“The only way to keep your health is to eat what you don’t want, drink what you don’t like, and do what you’d rather not.”—Mark Twain
We grimace at the author’s sardonic wit, for he has captured in one line our ambivalence about what it means to achieve or maintain personal health. And for a faith movement that for 150 years has promoted healthful living, it doesn’t help our moralizing that the cigar-smoking, bourbon-drinking humorist lived to age 74 in an era when the life expectancy for White males was less than 50. Our sense of justice tells us that mocking wit and bad habits shouldn’t be so rewarded.
But good health, as we are coming to understand, isn’t simply a morality tale about good choices made by persons with advanced willpower. The complex interplay of factors well beyond anyone’s personal control—ethnicity, environment, education, heredity, access to health care, and half a hundred cultural factors—may predispose us to either living well beyond the typical life expectancy, or slightly lowering that number by the tiny data point that represents one life.
It’s certainly worth celebrating that the life expectancy of the average Seventh-day Adventist on the world’s most affluent continent is nearly 10 years beyond that of the general population. A consistent, church-wide emphasis on choosing better diets, avoiding alcohol and tobacco, and encouraging a lifestyle characterized by healthy habits of more sleep, exercise, good hydration, and fresh air has resulted in what some term “the Adventist health advantage,” a phenomenon recently highlighted in numerous high-profile media reports.

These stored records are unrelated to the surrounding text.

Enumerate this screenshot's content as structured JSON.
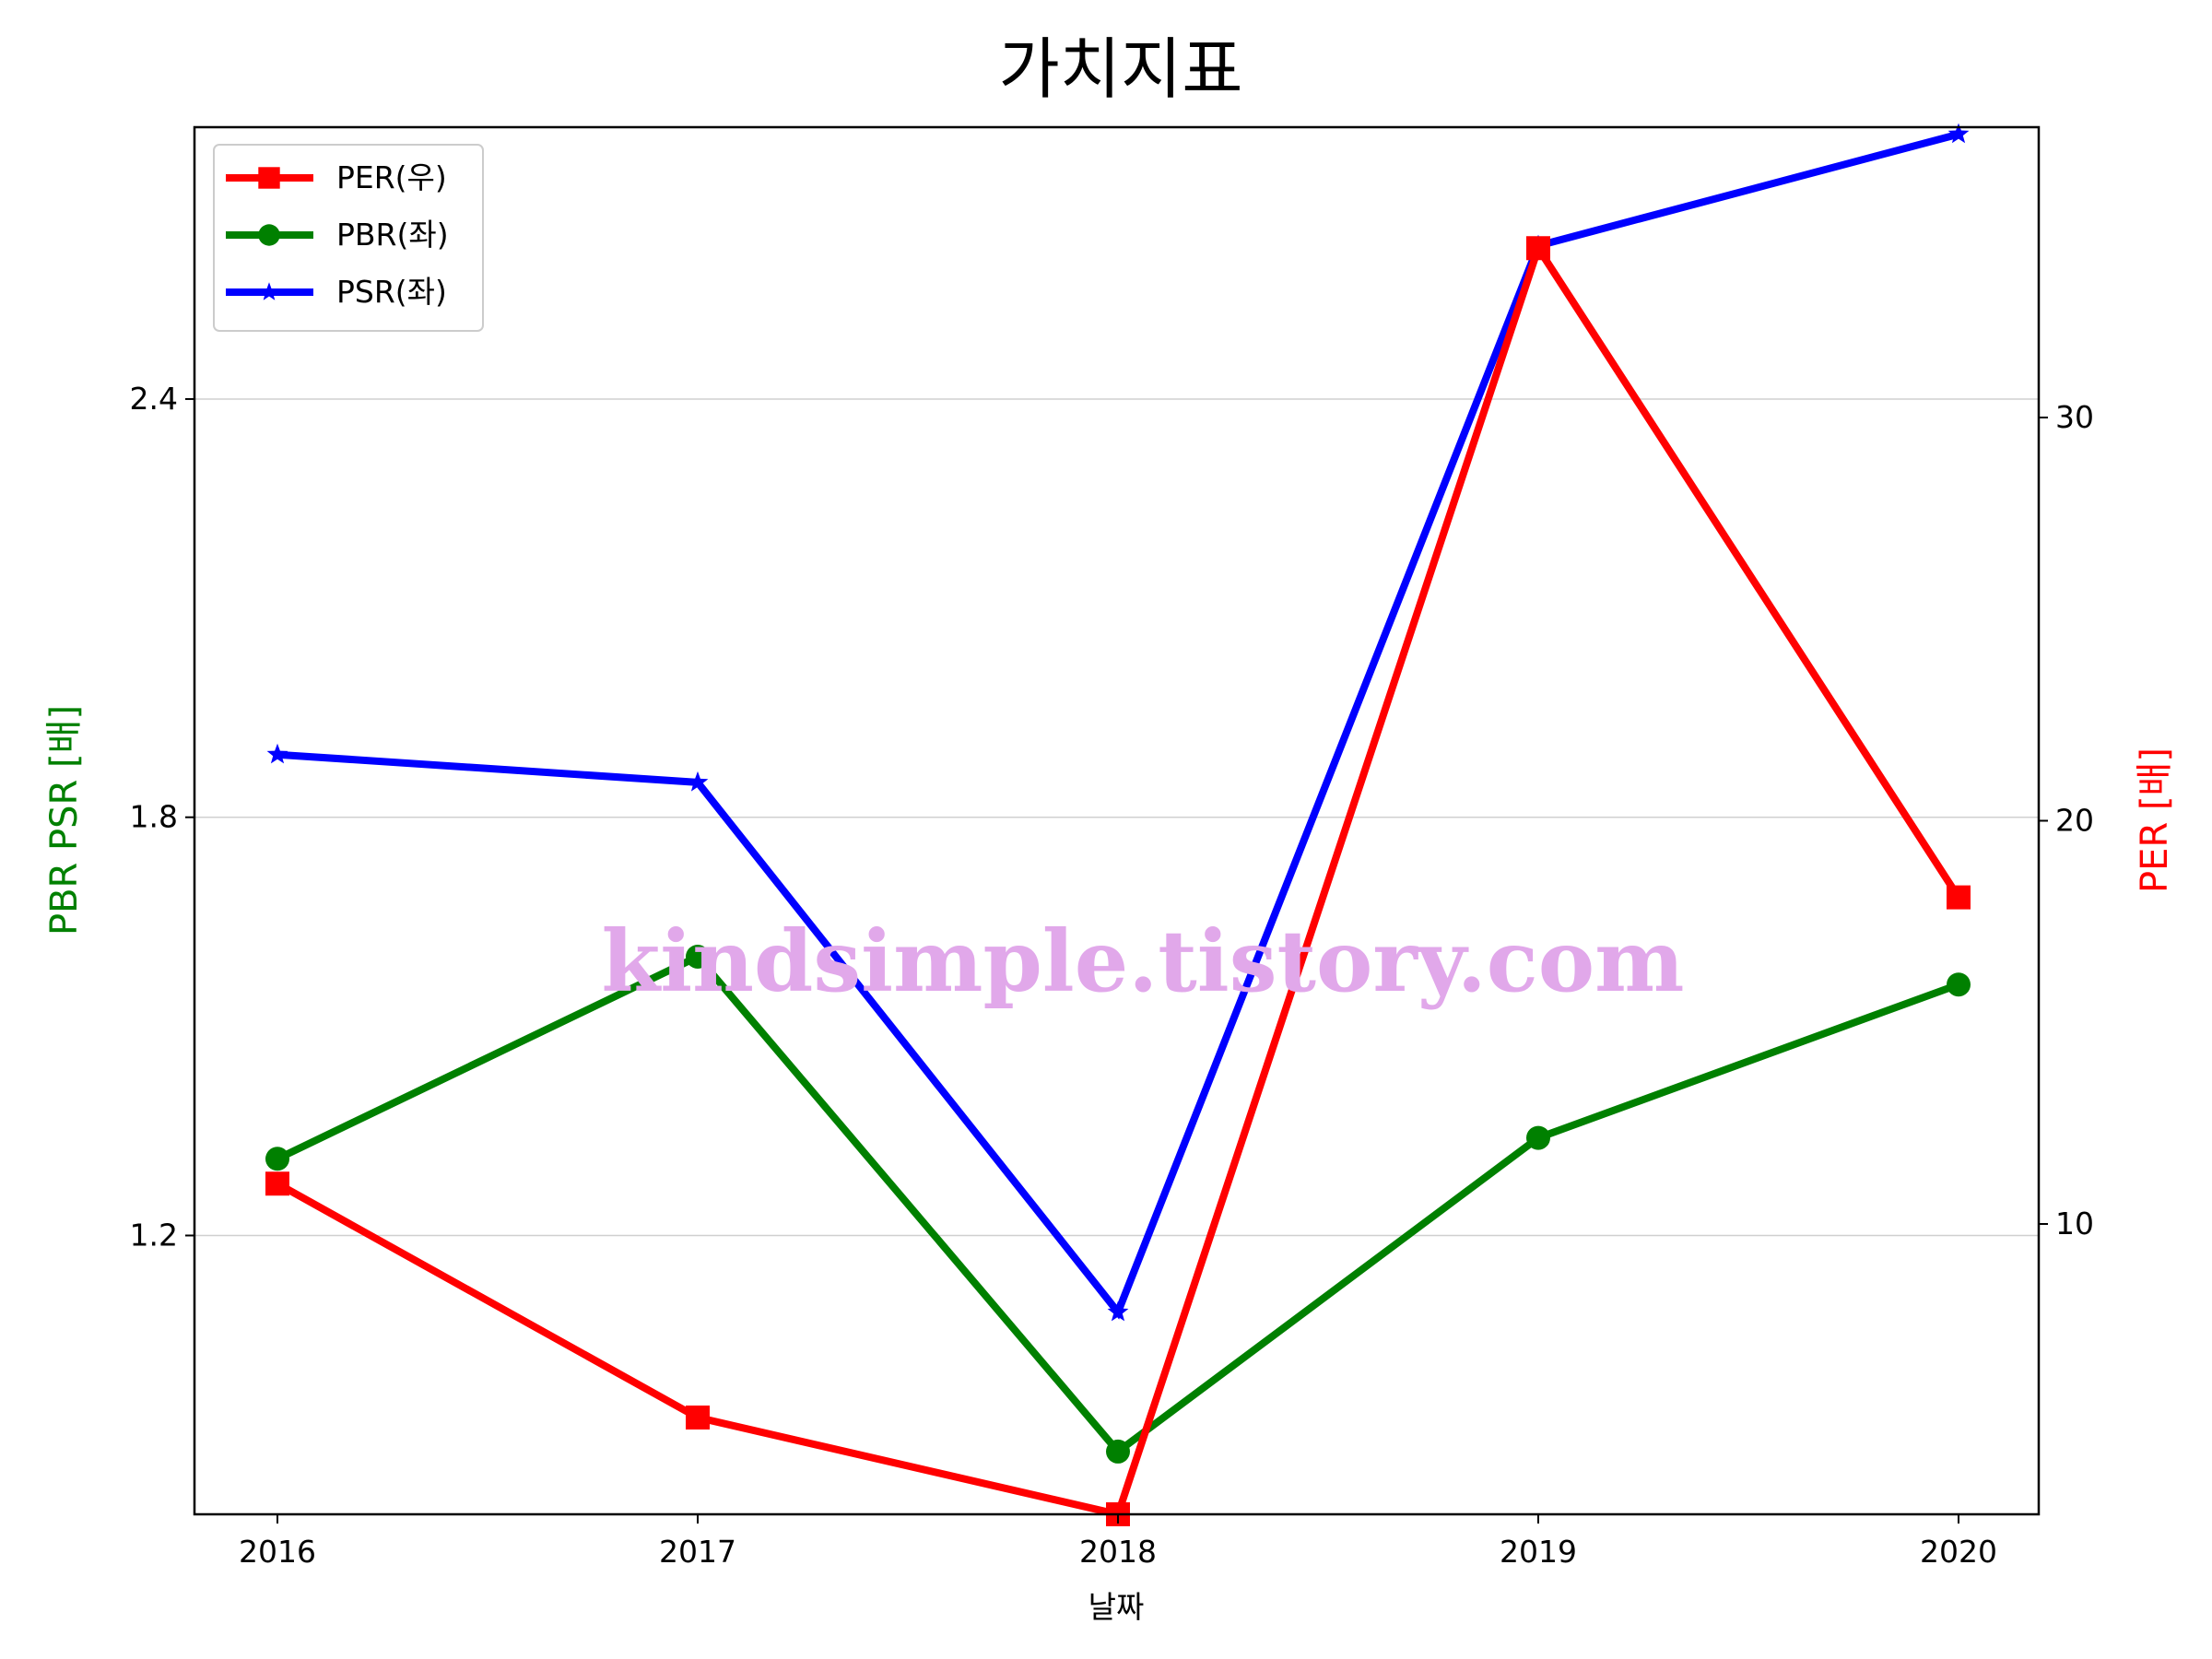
{
  "chart_data": {
    "type": "line",
    "title": "가치지표",
    "xlabel": "날짜",
    "ylabel_left": "PBR PSR [배]",
    "ylabel_right": "PER [배]",
    "categories": [
      "2016",
      "2017",
      "2018",
      "2019",
      "2020"
    ],
    "ylim_left": [
      0.8,
      2.79
    ],
    "ylim_right": [
      2.8,
      37.2
    ],
    "yticks_left": [
      "1.2",
      "1.8",
      "2.4"
    ],
    "yticks_right": [
      "10",
      "20",
      "30"
    ],
    "grid": "horizontal, left axis",
    "legend_position": "top-left",
    "series": [
      {
        "name": "PER(우)",
        "axis": "right",
        "color": "#ff0000",
        "marker": "square",
        "values": [
          11.0,
          5.2,
          2.8,
          34.2,
          18.1
        ]
      },
      {
        "name": "PBR(좌)",
        "axis": "left",
        "color": "#008000",
        "marker": "circle",
        "values": [
          1.31,
          1.6,
          0.89,
          1.34,
          1.56
        ]
      },
      {
        "name": "PSR(좌)",
        "axis": "left",
        "color": "#0000ff",
        "marker": "star",
        "values": [
          1.89,
          1.85,
          1.09,
          2.62,
          2.78
        ]
      }
    ]
  },
  "watermark": {
    "text": "kindsimple.tistory.com",
    "color": "#e1a8ea"
  },
  "colors": {
    "left_axis_label": "#008000",
    "right_axis_label": "#ff0000"
  }
}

There’s no ultimate value in merely living longer if we aren’t also living better.
But it’s also right to ask if the extra decade is actually an advantage if it doesn’t result in people living out the abundant life that Jesus taught us we should expect as His followers. Are we known as Christians who both experience and express the “joy of the Lord” across our fourscore years? Are we flourishing in warm, hospitable relationships that cross traditional divides of race, ethnicity, and language? Are we warming to the people whose ideas or opinions may, on one level, “leave us cold”? Is there among us a discernible and attractive culture of grace and inclusion—especially for those who haven’t shared our advantages in education, supportive families, or access to adequate healthcare?
There’s no ultimate value in merely living longer if we aren’t also living better—becoming believers known for compassion and commitment to others’ well-being. The Gospels never once record that Jesus put His healthy lifestyle above the needs of broken, hurting people, for it was sinners and not His personal reputation He came to save. And so He taught that it was the “weightier” matters of the law He values most—love, justice, and humility—for they bring the peace with God and peace with others that lays the foundation for flourishing and abundance.
These are the “healthy habits” we learn only in community—in church—where we see modeled the gracious, other-centered life that is our only true fitness for the kingdom. Rubbing shoulders with others who don’t share our social or political views, who haven’t had our life advantages or made the choices that we’ve made is a kind of “holy friction,” designed by Jesus to work off all our rough and pious edges. In the fullest sense, we are never healthy by ourselves, but only in the community of grace-dependent men and women who are being saved by Jesus.
The church I want to belong to is healthy in every way, living with abundance and generosity, “fit for human consumption,” and because of grace, also fit for kingdom living, beginning now.